The faith community can prove supportive in this need. Train volunteers to provide care to wounded veterans, with the following skills:

  • give medications
  • listen without judgement
  • knowledge of CPR

Support – Caregivers do not take the time to reach out to others because they think they cannot find the time to be away from their loved one. However, social support becomes a critical component in caregiver care. Peer support groups have provided caregivers a great source of comfort knowing that they are not alone, that others share similar situations, and that there are resources available.

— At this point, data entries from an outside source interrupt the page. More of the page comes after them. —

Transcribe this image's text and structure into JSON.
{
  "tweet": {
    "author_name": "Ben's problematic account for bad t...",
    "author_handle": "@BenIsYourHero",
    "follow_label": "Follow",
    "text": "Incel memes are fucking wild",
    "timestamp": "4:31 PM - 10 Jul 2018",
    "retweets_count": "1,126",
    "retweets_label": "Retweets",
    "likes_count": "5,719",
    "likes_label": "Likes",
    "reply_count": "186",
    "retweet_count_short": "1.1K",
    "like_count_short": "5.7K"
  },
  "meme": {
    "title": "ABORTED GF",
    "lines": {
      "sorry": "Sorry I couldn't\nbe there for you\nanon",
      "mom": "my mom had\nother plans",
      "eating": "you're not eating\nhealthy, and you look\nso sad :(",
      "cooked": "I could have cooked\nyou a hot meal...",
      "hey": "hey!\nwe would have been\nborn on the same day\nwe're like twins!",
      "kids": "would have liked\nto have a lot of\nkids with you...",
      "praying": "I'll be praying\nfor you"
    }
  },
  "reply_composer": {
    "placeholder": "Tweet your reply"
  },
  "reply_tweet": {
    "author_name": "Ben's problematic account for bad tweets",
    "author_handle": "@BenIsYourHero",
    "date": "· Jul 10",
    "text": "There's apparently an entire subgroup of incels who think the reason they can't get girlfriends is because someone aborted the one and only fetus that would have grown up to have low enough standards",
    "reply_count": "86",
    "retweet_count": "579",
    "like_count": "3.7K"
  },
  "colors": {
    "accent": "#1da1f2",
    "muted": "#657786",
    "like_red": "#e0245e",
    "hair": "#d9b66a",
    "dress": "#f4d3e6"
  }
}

The faith community can extend hospitality by opening their facilities for a caregiver support group. However, the faith community must extend their hospitality beyond opening the facility. They could also consider the following:

  • provide a trained volunteer to be with the wounded veteran while the caregiver is at group, or offer a wounded veteran group meeting at the same time and location
  • offer child care during group meetings
  • if a pastoral counselor is on staff, have that person available as a resource

The faith community can truly be a place of grace where the wounded veteran and caregiver feel safe to share their feelings.

The faith community does not need to do this alone. Begin networking with resources on line such as,, and

We have learned the wounds of war are contagious as they affect the warriors, their families, the caregiver, and the communities. Thank you for joining this important conversation as we explored the support and services our veterans and their families need in order not just to survive, but thrive in ways meaningful to them.